Council Greenlights Green Street:

At its April 27 meeting, the City Council approved the designs of two major capital projects, which stand to drastically improve the City’s bikability.

The first project will give Ocean Park Boulevard an environmentally friendly, nine-block facelift between Lincoln Avenue and Neilson Way. The project attempts to make the street environmentally sustainable by widening sidewalks, adding enhanced crosswalks, and pedestrian lighting to encourage pedestrian traffic; creating wider and more visible bike lanes; implementing new trees and landscaping; and capturing storm water for reuse.

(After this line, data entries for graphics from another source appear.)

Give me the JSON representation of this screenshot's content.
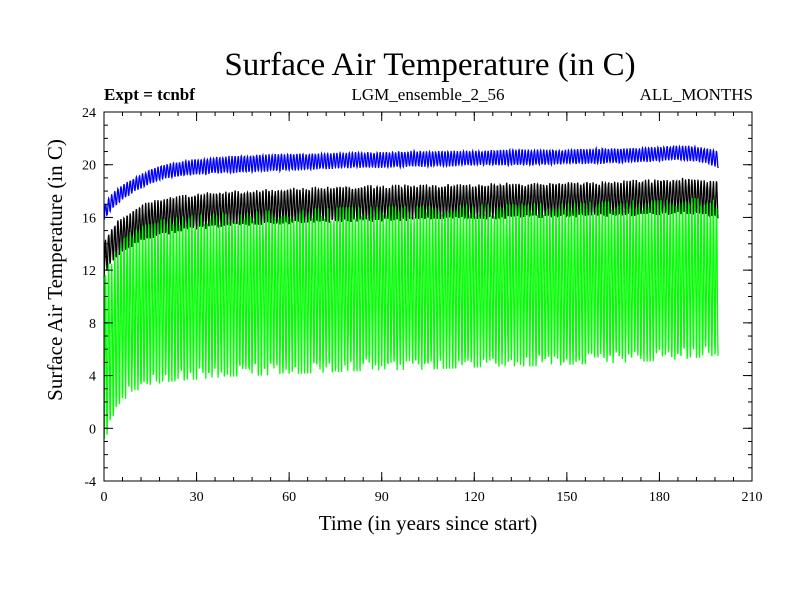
{
  "chart_data": {
    "type": "line",
    "title": "Surface Air Temperature (in C)",
    "subtitle_left": "Expt = tcnbf",
    "subtitle_center": "LGM_ensemble_2_56",
    "subtitle_right": "ALL_MONTHS",
    "xlabel": "Time (in years since start)",
    "ylabel": "Surface Air Temperature (in C)",
    "xlim": [
      0,
      210
    ],
    "ylim": [
      -4,
      24
    ],
    "x_ticks": [
      "0",
      "30",
      "60",
      "90",
      "120",
      "150",
      "180",
      "210"
    ],
    "y_ticks": [
      "-4",
      "0",
      "4",
      "8",
      "12",
      "16",
      "20",
      "24"
    ],
    "x_minor_step": 6,
    "y_minor_step": 1,
    "x_range_data": [
      0,
      199
    ],
    "series": [
      {
        "name": "blue series",
        "color": "#0000ff",
        "envelope_x": [
          0,
          2,
          5,
          10,
          15,
          20,
          30,
          40,
          50,
          60,
          70,
          80,
          90,
          100,
          110,
          120,
          130,
          140,
          150,
          160,
          170,
          180,
          185,
          190,
          195,
          199
        ],
        "envelope_low": [
          15.8,
          16.5,
          17.2,
          18.0,
          18.6,
          19.0,
          19.3,
          19.4,
          19.5,
          19.6,
          19.7,
          19.8,
          19.8,
          19.9,
          19.9,
          20.0,
          20.0,
          20.0,
          20.1,
          20.1,
          20.2,
          20.3,
          20.4,
          20.3,
          20.2,
          19.8
        ],
        "envelope_high": [
          16.8,
          17.6,
          18.3,
          19.0,
          19.6,
          20.0,
          20.4,
          20.6,
          20.7,
          20.8,
          20.8,
          20.9,
          20.9,
          21.0,
          21.0,
          21.0,
          21.1,
          21.1,
          21.1,
          21.2,
          21.2,
          21.3,
          21.4,
          21.4,
          21.2,
          21.0
        ]
      },
      {
        "name": "black series",
        "color": "#000000",
        "envelope_x": [
          0,
          2,
          5,
          10,
          15,
          20,
          30,
          40,
          50,
          60,
          70,
          80,
          90,
          100,
          110,
          120,
          130,
          140,
          150,
          160,
          170,
          180,
          190,
          199
        ],
        "envelope_low": [
          11.5,
          12.5,
          13.2,
          14.0,
          14.5,
          14.8,
          15.2,
          15.4,
          15.5,
          15.6,
          15.7,
          15.8,
          15.8,
          15.9,
          16.0,
          16.0,
          16.0,
          16.1,
          16.1,
          16.2,
          16.2,
          16.3,
          16.4,
          16.0
        ],
        "envelope_high": [
          14.0,
          15.0,
          15.8,
          16.6,
          17.1,
          17.4,
          17.7,
          17.9,
          18.0,
          18.1,
          18.2,
          18.3,
          18.3,
          18.4,
          18.4,
          18.4,
          18.5,
          18.5,
          18.6,
          18.6,
          18.7,
          18.8,
          18.9,
          18.6
        ]
      },
      {
        "name": "green series",
        "color": "#00ff00",
        "envelope_x": [
          0,
          1,
          3,
          5,
          8,
          12,
          16,
          20,
          30,
          40,
          50,
          60,
          70,
          80,
          90,
          100,
          110,
          120,
          130,
          140,
          150,
          160,
          170,
          180,
          190,
          199
        ],
        "envelope_low": [
          -1.2,
          -0.5,
          1.0,
          2.0,
          2.8,
          3.3,
          3.6,
          3.8,
          4.0,
          4.2,
          4.3,
          4.4,
          4.5,
          4.6,
          4.7,
          4.7,
          4.8,
          4.9,
          5.0,
          5.0,
          5.1,
          5.2,
          5.3,
          5.4,
          5.6,
          5.8
        ],
        "envelope_high": [
          11.0,
          12.0,
          13.0,
          13.8,
          14.5,
          15.0,
          15.4,
          15.6,
          15.9,
          16.1,
          16.2,
          16.3,
          16.4,
          16.5,
          16.5,
          16.6,
          16.6,
          16.7,
          16.7,
          16.8,
          16.8,
          16.9,
          17.0,
          17.0,
          17.2,
          17.0
        ]
      }
    ]
  }
}
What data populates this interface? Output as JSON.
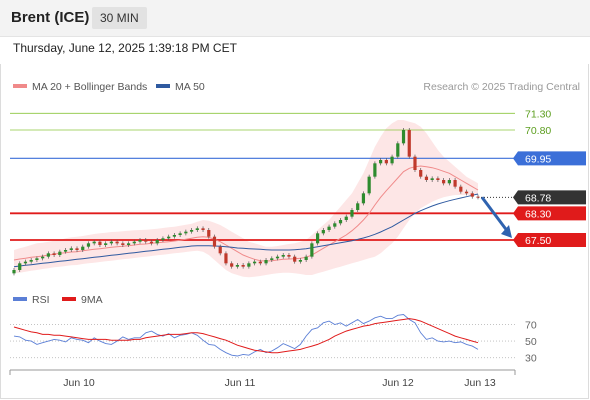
{
  "header": {
    "instrument": "Brent (ICE)",
    "timeframe": "30 MIN",
    "datetime": "Thursday, June 12, 2025 1:39:18 PM CET"
  },
  "legend": {
    "ma20_label": "MA 20 + Bollinger Bands",
    "ma50_label": "MA 50",
    "copyright": "Research © 2025 Trading Central",
    "rsi_label": "RSI",
    "rsi_ma_label": "9MA"
  },
  "colors": {
    "ma20": "#f08a8a",
    "ma50": "#2f5aa0",
    "band_fill": "#fde2e2",
    "resistance": "#8cc63f",
    "pivot": "#3b6fd8",
    "support": "#e01b1b",
    "last": "#333333",
    "arrow": "#2f63b0",
    "candle_up": "#2e8b2e",
    "candle_down": "#c0392b",
    "rsi": "#5b7fd6",
    "rsi_ma": "#e01b1b"
  },
  "chart_data": [
    {
      "type": "line",
      "name": "price",
      "x_ticks": [
        "Jun 10",
        "Jun 11",
        "Jun 12",
        "Jun 13"
      ],
      "ylim": [
        66.3,
        71.7
      ],
      "levels": [
        {
          "kind": "resistance",
          "value": 71.3,
          "label": "71.30"
        },
        {
          "kind": "resistance",
          "value": 70.8,
          "label": "70.80"
        },
        {
          "kind": "pivot",
          "value": 69.95,
          "label": "69.95"
        },
        {
          "kind": "last",
          "value": 68.78,
          "label": "68.78"
        },
        {
          "kind": "support",
          "value": 68.3,
          "label": "68.30"
        },
        {
          "kind": "support",
          "value": 67.5,
          "label": "67.50"
        }
      ],
      "close": [
        66.6,
        66.8,
        66.85,
        66.9,
        66.95,
        67.0,
        67.1,
        67.05,
        67.15,
        67.2,
        67.25,
        67.2,
        67.3,
        67.4,
        67.45,
        67.35,
        67.4,
        67.45,
        67.4,
        67.35,
        67.4,
        67.45,
        67.5,
        67.45,
        67.4,
        67.5,
        67.55,
        67.6,
        67.65,
        67.7,
        67.75,
        67.8,
        67.85,
        67.8,
        67.6,
        67.3,
        67.1,
        66.8,
        66.7,
        66.75,
        66.7,
        66.8,
        66.85,
        66.8,
        66.9,
        66.95,
        67.0,
        67.05,
        67.0,
        66.85,
        66.9,
        67.0,
        67.4,
        67.7,
        67.8,
        67.9,
        68.0,
        68.1,
        68.2,
        68.4,
        68.6,
        68.9,
        69.4,
        69.8,
        69.9,
        69.8,
        70.0,
        70.4,
        70.8,
        70.0,
        69.6,
        69.4,
        69.3,
        69.35,
        69.3,
        69.2,
        69.3,
        69.1,
        68.95,
        68.9,
        68.8,
        68.78
      ],
      "ma20": [
        66.9,
        66.93,
        66.95,
        66.98,
        67.0,
        67.02,
        67.05,
        67.07,
        67.1,
        67.12,
        67.14,
        67.15,
        67.18,
        67.2,
        67.22,
        67.24,
        67.26,
        67.28,
        67.3,
        67.31,
        67.33,
        67.35,
        67.37,
        67.38,
        67.4,
        67.42,
        67.43,
        67.45,
        67.47,
        67.49,
        67.52,
        67.55,
        67.58,
        67.6,
        67.58,
        67.52,
        67.45,
        67.35,
        67.25,
        67.15,
        67.05,
        66.98,
        66.92,
        66.88,
        66.87,
        66.88,
        66.9,
        66.92,
        66.93,
        66.94,
        66.95,
        66.98,
        67.05,
        67.15,
        67.25,
        67.35,
        67.45,
        67.55,
        67.65,
        67.78,
        67.93,
        68.1,
        68.3,
        68.55,
        68.78,
        68.98,
        69.17,
        69.36,
        69.55,
        69.65,
        69.7,
        69.72,
        69.7,
        69.67,
        69.62,
        69.56,
        69.5,
        69.4,
        69.3,
        69.2,
        69.1,
        69.0
      ],
      "bb_upper": [
        67.2,
        67.25,
        67.3,
        67.35,
        67.4,
        67.42,
        67.45,
        67.48,
        67.5,
        67.55,
        67.58,
        67.6,
        67.62,
        67.65,
        67.68,
        67.7,
        67.72,
        67.74,
        67.75,
        67.76,
        67.78,
        67.79,
        67.8,
        67.81,
        67.82,
        67.84,
        67.86,
        67.88,
        67.9,
        67.93,
        67.96,
        67.99,
        68.05,
        68.1,
        68.08,
        68.02,
        67.95,
        67.85,
        67.75,
        67.65,
        67.55,
        67.45,
        67.4,
        67.35,
        67.3,
        67.3,
        67.32,
        67.35,
        67.38,
        67.4,
        67.45,
        67.5,
        67.65,
        67.8,
        67.95,
        68.1,
        68.3,
        68.5,
        68.7,
        68.9,
        69.2,
        69.5,
        69.9,
        70.3,
        70.6,
        70.85,
        71.0,
        71.1,
        71.1,
        71.05,
        71.0,
        70.9,
        70.7,
        70.45,
        70.2,
        70.0,
        69.85,
        69.7,
        69.55,
        69.4,
        69.3,
        69.2
      ],
      "bb_lower": [
        66.5,
        66.52,
        66.55,
        66.58,
        66.6,
        66.63,
        66.65,
        66.68,
        66.7,
        66.72,
        66.74,
        66.75,
        66.78,
        66.8,
        66.82,
        66.84,
        66.86,
        66.88,
        66.9,
        66.92,
        66.94,
        66.96,
        66.98,
        67.0,
        67.02,
        67.04,
        67.06,
        67.08,
        67.1,
        67.12,
        67.14,
        67.16,
        67.18,
        67.15,
        67.05,
        66.9,
        66.75,
        66.6,
        66.5,
        66.45,
        66.4,
        66.38,
        66.4,
        66.42,
        66.45,
        66.48,
        66.5,
        66.52,
        66.52,
        66.5,
        66.48,
        66.45,
        66.45,
        66.5,
        66.55,
        66.6,
        66.65,
        66.7,
        66.75,
        66.8,
        66.85,
        66.9,
        66.95,
        67.0,
        67.1,
        67.25,
        67.4,
        67.6,
        67.85,
        68.1,
        68.3,
        68.45,
        68.55,
        68.65,
        68.72,
        68.78,
        68.82,
        68.85,
        68.85,
        68.85,
        68.85,
        68.85
      ],
      "ma50": [
        66.7,
        66.72,
        66.74,
        66.76,
        66.78,
        66.8,
        66.82,
        66.84,
        66.86,
        66.88,
        66.9,
        66.92,
        66.94,
        66.96,
        66.98,
        67.0,
        67.02,
        67.04,
        67.06,
        67.08,
        67.1,
        67.12,
        67.14,
        67.16,
        67.18,
        67.2,
        67.22,
        67.24,
        67.26,
        67.28,
        67.3,
        67.32,
        67.33,
        67.33,
        67.33,
        67.32,
        67.31,
        67.3,
        67.28,
        67.26,
        67.25,
        67.24,
        67.23,
        67.22,
        67.21,
        67.2,
        67.2,
        67.2,
        67.2,
        67.21,
        67.22,
        67.24,
        67.27,
        67.3,
        67.33,
        67.36,
        67.39,
        67.42,
        67.45,
        67.48,
        67.52,
        67.56,
        67.61,
        67.67,
        67.74,
        67.82,
        67.9,
        68.0,
        68.1,
        68.2,
        68.3,
        68.38,
        68.45,
        68.52,
        68.58,
        68.63,
        68.68,
        68.72,
        68.76,
        68.8,
        68.84,
        68.88
      ],
      "forecast_arrow": {
        "from": 68.78,
        "to": 67.5
      }
    },
    {
      "type": "line",
      "name": "RSI",
      "ylim": [
        20,
        85
      ],
      "y_ticks": [
        70,
        50,
        30
      ],
      "rsi": [
        56,
        55,
        51,
        50,
        46,
        48,
        50,
        52,
        51,
        49,
        54,
        52,
        51,
        48,
        54,
        50,
        47,
        46,
        50,
        55,
        52,
        54,
        54,
        60,
        62,
        58,
        56,
        59,
        54,
        57,
        58,
        60,
        57,
        51,
        46,
        45,
        40,
        36,
        33,
        32,
        34,
        33,
        37,
        40,
        36,
        38,
        42,
        47,
        44,
        41,
        46,
        56,
        64,
        66,
        72,
        74,
        70,
        72,
        68,
        72,
        76,
        71,
        74,
        78,
        80,
        77,
        77,
        81,
        82,
        76,
        72,
        60,
        52,
        54,
        50,
        49,
        50,
        48,
        49,
        46,
        44,
        40
      ],
      "ma9": [
        67,
        65,
        63,
        61,
        60,
        58,
        58,
        57,
        57,
        56,
        55,
        54,
        53,
        52,
        52,
        52,
        52,
        51,
        51,
        51,
        51,
        52,
        52,
        54,
        55,
        56,
        57,
        58,
        58,
        58,
        59,
        60,
        60,
        59,
        57,
        55,
        53,
        51,
        48,
        45,
        43,
        41,
        39,
        38,
        37,
        36,
        36,
        37,
        38,
        39,
        40,
        42,
        44,
        46,
        49,
        52,
        56,
        59,
        62,
        64,
        66,
        68,
        69,
        71,
        72,
        73,
        74,
        75,
        76,
        77,
        76,
        74,
        71,
        68,
        65,
        62,
        59,
        56,
        54,
        52,
        50,
        48
      ]
    }
  ]
}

“We talk about this kind of thing in the hypothetical sense all the time…” said Planning Director Eileen Fogarty, “but here it is in reality.”

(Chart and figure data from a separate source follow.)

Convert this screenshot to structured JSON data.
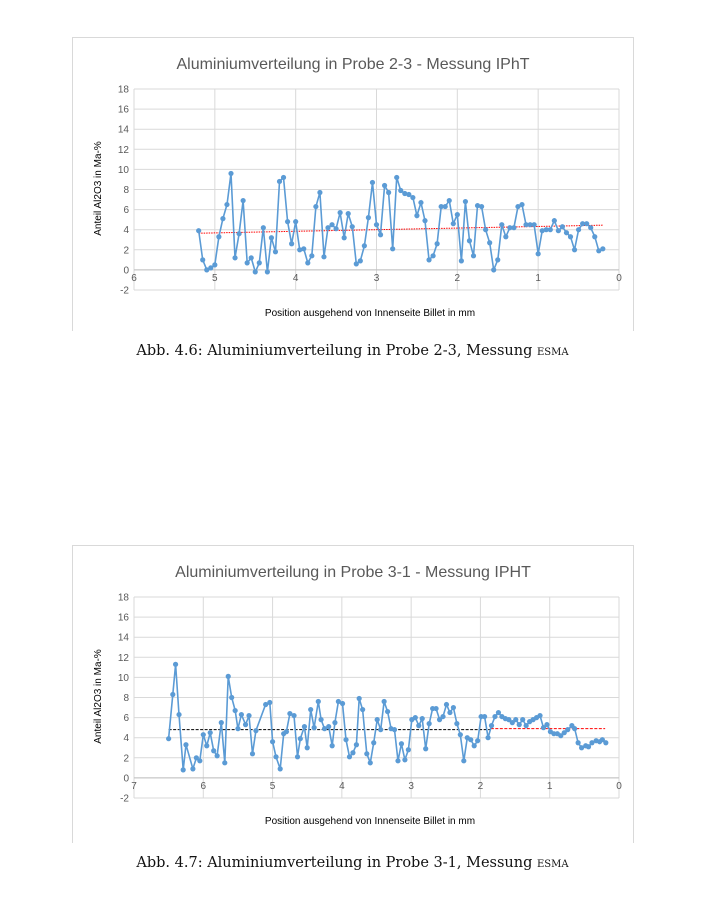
{
  "captions": [
    {
      "label": "Abb. 4.6:",
      "text": "Aluminiumverteilung in Probe 2-3, Messung",
      "suffix": "esma"
    },
    {
      "label": "Abb. 4.7:",
      "text": "Aluminiumverteilung in Probe 3-1, Messung",
      "suffix": "esma"
    }
  ],
  "colors": {
    "series": "#5b9bd5",
    "trend": "#ff0000",
    "mean": "#000000",
    "grid": "#d9d9d9",
    "text": "#595959"
  },
  "chart_data": [
    {
      "type": "line",
      "title": "Aluminiumverteilung in Probe 2-3 - Messung IPhT",
      "xlabel": "Position ausgehend von Innenseite Billet in mm",
      "ylabel": "Anteil Al2O3 in Ma-%",
      "xlim": [
        6,
        0
      ],
      "x_reversed": true,
      "ylim": [
        -2,
        18
      ],
      "xticks": [
        6,
        5,
        4,
        3,
        2,
        1,
        0
      ],
      "yticks": [
        -2,
        0,
        2,
        4,
        6,
        8,
        10,
        12,
        14,
        16,
        18
      ],
      "grid": true,
      "legend": "none",
      "series": [
        {
          "marker": "circle",
          "points": [
            [
              5.2,
              3.9
            ],
            [
              5.15,
              1.0
            ],
            [
              5.1,
              0.0
            ],
            [
              5.05,
              0.2
            ],
            [
              5.0,
              0.5
            ],
            [
              4.95,
              3.3
            ],
            [
              4.9,
              5.1
            ],
            [
              4.85,
              6.5
            ],
            [
              4.8,
              9.6
            ],
            [
              4.75,
              1.2
            ],
            [
              4.7,
              3.6
            ],
            [
              4.65,
              6.9
            ],
            [
              4.6,
              0.7
            ],
            [
              4.55,
              1.2
            ],
            [
              4.5,
              -0.2
            ],
            [
              4.45,
              0.7
            ],
            [
              4.4,
              4.2
            ],
            [
              4.35,
              -0.2
            ],
            [
              4.3,
              3.2
            ],
            [
              4.25,
              1.8
            ],
            [
              4.2,
              8.8
            ],
            [
              4.15,
              9.2
            ],
            [
              4.1,
              4.8
            ],
            [
              4.05,
              2.6
            ],
            [
              4.0,
              4.8
            ],
            [
              3.95,
              2.0
            ],
            [
              3.9,
              2.1
            ],
            [
              3.85,
              0.7
            ],
            [
              3.8,
              1.4
            ],
            [
              3.75,
              6.3
            ],
            [
              3.7,
              7.7
            ],
            [
              3.65,
              1.3
            ],
            [
              3.6,
              4.2
            ],
            [
              3.55,
              4.5
            ],
            [
              3.5,
              4.1
            ],
            [
              3.45,
              5.7
            ],
            [
              3.4,
              3.2
            ],
            [
              3.35,
              5.6
            ],
            [
              3.3,
              4.3
            ],
            [
              3.25,
              0.6
            ],
            [
              3.2,
              0.9
            ],
            [
              3.15,
              2.4
            ],
            [
              3.1,
              5.2
            ],
            [
              3.05,
              8.7
            ],
            [
              3.0,
              4.5
            ],
            [
              2.95,
              3.5
            ],
            [
              2.9,
              8.4
            ],
            [
              2.85,
              7.7
            ],
            [
              2.8,
              2.1
            ],
            [
              2.75,
              9.2
            ],
            [
              2.7,
              7.9
            ],
            [
              2.65,
              7.6
            ],
            [
              2.6,
              7.5
            ],
            [
              2.55,
              7.2
            ],
            [
              2.5,
              5.4
            ],
            [
              2.45,
              6.7
            ],
            [
              2.4,
              4.9
            ],
            [
              2.35,
              1.0
            ],
            [
              2.3,
              1.4
            ],
            [
              2.25,
              2.6
            ],
            [
              2.2,
              6.3
            ],
            [
              2.15,
              6.3
            ],
            [
              2.1,
              6.9
            ],
            [
              2.05,
              4.6
            ],
            [
              2.0,
              5.5
            ],
            [
              1.95,
              0.9
            ],
            [
              1.9,
              6.8
            ],
            [
              1.85,
              2.9
            ],
            [
              1.8,
              1.4
            ],
            [
              1.75,
              6.4
            ],
            [
              1.7,
              6.3
            ],
            [
              1.65,
              4.0
            ],
            [
              1.6,
              2.7
            ],
            [
              1.55,
              0.0
            ],
            [
              1.5,
              1.0
            ],
            [
              1.45,
              4.5
            ],
            [
              1.4,
              3.3
            ],
            [
              1.35,
              4.2
            ],
            [
              1.3,
              4.2
            ],
            [
              1.25,
              6.3
            ],
            [
              1.2,
              6.5
            ],
            [
              1.15,
              4.5
            ],
            [
              1.1,
              4.5
            ],
            [
              1.05,
              4.5
            ],
            [
              1.0,
              1.6
            ],
            [
              0.95,
              3.9
            ],
            [
              0.9,
              4.0
            ],
            [
              0.85,
              4.0
            ],
            [
              0.8,
              4.9
            ],
            [
              0.75,
              3.9
            ],
            [
              0.7,
              4.3
            ],
            [
              0.65,
              3.7
            ],
            [
              0.6,
              3.3
            ],
            [
              0.55,
              2.0
            ],
            [
              0.5,
              4.0
            ],
            [
              0.45,
              4.6
            ],
            [
              0.4,
              4.6
            ],
            [
              0.35,
              4.2
            ],
            [
              0.3,
              3.3
            ],
            [
              0.25,
              1.9
            ],
            [
              0.2,
              2.1
            ]
          ]
        }
      ],
      "reference_lines": [
        {
          "kind": "linear-trend",
          "color": "#ff0000",
          "from": [
            5.2,
            3.65
          ],
          "to": [
            0.2,
            4.45
          ]
        }
      ]
    },
    {
      "type": "line",
      "title": "Aluminiumverteilung in Probe 3-1 - Messung IPHT",
      "xlabel": "Position ausgehend von Innenseite Billet in mm",
      "ylabel": "Anteil Al2O3 in Ma-%",
      "xlim": [
        7,
        0
      ],
      "x_reversed": true,
      "ylim": [
        -2,
        18
      ],
      "xticks": [
        7,
        6,
        5,
        4,
        3,
        2,
        1,
        0
      ],
      "yticks": [
        -2,
        0,
        2,
        4,
        6,
        8,
        10,
        12,
        14,
        16,
        18
      ],
      "grid": true,
      "legend": "none",
      "series": [
        {
          "marker": "circle",
          "points": [
            [
              6.5,
              3.9
            ],
            [
              6.44,
              8.3
            ],
            [
              6.4,
              11.3
            ],
            [
              6.35,
              6.3
            ],
            [
              6.29,
              0.8
            ],
            [
              6.25,
              3.3
            ],
            [
              6.15,
              0.9
            ],
            [
              6.1,
              2.0
            ],
            [
              6.05,
              1.7
            ],
            [
              6.0,
              4.3
            ],
            [
              5.95,
              3.2
            ],
            [
              5.9,
              4.5
            ],
            [
              5.85,
              2.7
            ],
            [
              5.8,
              2.2
            ],
            [
              5.74,
              5.5
            ],
            [
              5.69,
              1.5
            ],
            [
              5.64,
              10.1
            ],
            [
              5.59,
              8.0
            ],
            [
              5.54,
              6.7
            ],
            [
              5.5,
              4.9
            ],
            [
              5.45,
              6.3
            ],
            [
              5.39,
              5.3
            ],
            [
              5.34,
              6.2
            ],
            [
              5.29,
              2.4
            ],
            [
              5.24,
              4.7
            ],
            [
              5.1,
              7.3
            ],
            [
              5.04,
              7.5
            ],
            [
              5.0,
              3.6
            ],
            [
              4.95,
              2.1
            ],
            [
              4.89,
              0.9
            ],
            [
              4.84,
              4.4
            ],
            [
              4.8,
              4.6
            ],
            [
              4.75,
              6.4
            ],
            [
              4.69,
              6.2
            ],
            [
              4.64,
              2.1
            ],
            [
              4.6,
              3.9
            ],
            [
              4.54,
              5.1
            ],
            [
              4.5,
              3.0
            ],
            [
              4.45,
              6.8
            ],
            [
              4.4,
              5.0
            ],
            [
              4.34,
              7.6
            ],
            [
              4.3,
              5.8
            ],
            [
              4.25,
              4.9
            ],
            [
              4.19,
              5.1
            ],
            [
              4.14,
              3.2
            ],
            [
              4.1,
              5.5
            ],
            [
              4.05,
              7.6
            ],
            [
              3.99,
              7.4
            ],
            [
              3.94,
              3.8
            ],
            [
              3.89,
              2.1
            ],
            [
              3.84,
              2.5
            ],
            [
              3.79,
              3.3
            ],
            [
              3.75,
              7.9
            ],
            [
              3.7,
              6.8
            ],
            [
              3.64,
              2.4
            ],
            [
              3.59,
              1.5
            ],
            [
              3.54,
              3.5
            ],
            [
              3.49,
              5.8
            ],
            [
              3.44,
              4.8
            ],
            [
              3.39,
              7.6
            ],
            [
              3.34,
              6.6
            ],
            [
              3.29,
              4.9
            ],
            [
              3.24,
              4.8
            ],
            [
              3.19,
              1.7
            ],
            [
              3.14,
              3.4
            ],
            [
              3.09,
              1.8
            ],
            [
              3.04,
              2.8
            ],
            [
              2.99,
              5.8
            ],
            [
              2.94,
              6.0
            ],
            [
              2.89,
              5.2
            ],
            [
              2.84,
              5.9
            ],
            [
              2.79,
              2.9
            ],
            [
              2.74,
              5.4
            ],
            [
              2.69,
              6.9
            ],
            [
              2.64,
              6.9
            ],
            [
              2.59,
              5.8
            ],
            [
              2.54,
              6.1
            ],
            [
              2.49,
              7.3
            ],
            [
              2.44,
              6.5
            ],
            [
              2.39,
              7.0
            ],
            [
              2.34,
              5.4
            ],
            [
              2.29,
              4.3
            ],
            [
              2.24,
              1.7
            ],
            [
              2.19,
              4.0
            ],
            [
              2.14,
              3.8
            ],
            [
              2.09,
              3.2
            ],
            [
              2.04,
              3.7
            ],
            [
              1.99,
              6.1
            ],
            [
              1.94,
              6.1
            ],
            [
              1.89,
              4.0
            ],
            [
              1.84,
              5.2
            ],
            [
              1.79,
              6.1
            ],
            [
              1.74,
              6.5
            ],
            [
              1.69,
              6.1
            ],
            [
              1.64,
              5.9
            ],
            [
              1.59,
              5.8
            ],
            [
              1.54,
              5.5
            ],
            [
              1.49,
              5.8
            ],
            [
              1.44,
              5.3
            ],
            [
              1.39,
              5.8
            ],
            [
              1.34,
              5.2
            ],
            [
              1.29,
              5.6
            ],
            [
              1.24,
              5.8
            ],
            [
              1.19,
              6.0
            ],
            [
              1.14,
              6.2
            ],
            [
              1.09,
              5.0
            ],
            [
              1.04,
              5.3
            ],
            [
              0.99,
              4.6
            ],
            [
              0.94,
              4.4
            ],
            [
              0.89,
              4.4
            ],
            [
              0.84,
              4.2
            ],
            [
              0.79,
              4.5
            ],
            [
              0.74,
              4.8
            ],
            [
              0.68,
              5.2
            ],
            [
              0.64,
              4.9
            ],
            [
              0.59,
              3.5
            ],
            [
              0.54,
              3.0
            ],
            [
              0.48,
              3.2
            ],
            [
              0.44,
              3.1
            ],
            [
              0.39,
              3.5
            ],
            [
              0.33,
              3.7
            ],
            [
              0.28,
              3.6
            ],
            [
              0.24,
              3.8
            ],
            [
              0.19,
              3.5
            ]
          ]
        }
      ],
      "reference_lines": [
        {
          "kind": "mean",
          "color": "#000000",
          "from": [
            6.5,
            4.8
          ],
          "to": [
            1.85,
            4.8
          ]
        },
        {
          "kind": "mean",
          "color": "#ff0000",
          "from": [
            1.85,
            4.9
          ],
          "to": [
            0.2,
            4.9
          ]
        }
      ]
    }
  ]
}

Although more than $4.4 million was allocated for this project, Fogarty said the cost of the project would only be $4.2 million thanks to funding from Proposition 1B ($1.3 Million) and Measure V ($1.1 million).

Along with adding painted bicycle lanes, the city’s first bike boxes will be introduced (see renderings) in some locations along Ocean Park Boulevard where there are conflicts of movement at intersections.

Bike Boxes are dedicated areas where cyclists can safely move ahead of vehicular traffic at an intersection. They have been implemented with success in many European and Asian cities, as well as San Francisco and Berkeley, Calif.; Eugene, Ore.; Madison, Wis.; Portland, Ore.; and Cambridge, Mass.

Another large component of this project is the beautification of the street, which in part calls for creating a canopy of trees both along the streets and in the medians. Other landscaping and added green spaces are also planned.

“We’ve only done a concept design at this point, we have not selected exact trees,” said John Kaliski, Principal at Urban Studio who developed design concepts on the project. “There have been a wide variety of ideas out there about introducing a diverse treescape.”

With all the added pedestrian and green spaces, the extensions and expansions of medians, sidewalks and curbs, only two parking spots will be lost on the street. There also isn’t going to be any reduction in the number of lanes.

The Council’s approval is a pivotal step, one of the last before actual construction, for an idea that began nearly 20 years ago. Efforts picked up heavily a couple of years ago when Lamont Ewell, the City’s former City Manager, gave the project renewed momentum.

“I just frankly thought we would never, ever see [this project’s fruition],” said Councilmember Richard Bloom.

The second project the City Council approved at its meeting is to refine the streetscape at 20th Street and Cloverfield Boulevard. Part of the project, which includes streetlight circuit upgrades and traffic signal modifications, will be a trial of bicycle Sharrows, which are symbols in the roadway indicating where bikers are likely to share the lanes with drivers. Sharrows are seen as an alternative to fully designating and allocating a bike lane.

“[These Sharrows] sends the message that bicycles have a right to be on the road,” said Councilmember Kevin McKeown. “I think that is forgotten by California Motorists.”

Both these projects are extensions of City’s sustainability goals for reducing greenhouse gas (GHG) emissions, increasing CO2 capture, prioritizing non-motorized travel, and increasing the size and biodiversity of the urban forest. They are also seen as major steps in the path of developing a bicycle network.

Biking issues had prevalence in other items on the Council’s agenda throughout the meeting. The Council moved along a planned development agreement with Agensys, Inc. for its proposed project at 1800 Stewart Street, where the company hopes to build its new headquarters.

The City Council gave a number of directives on what the facility should look like in future drafts of its design – the most prominent of which was the inclusion of a public bicycle path through the facilities site.

“Everybody in the city owns a bicycle,” said Richard McKinnon, during public comment. “They just need it to be easy and safe and that is what these project do.”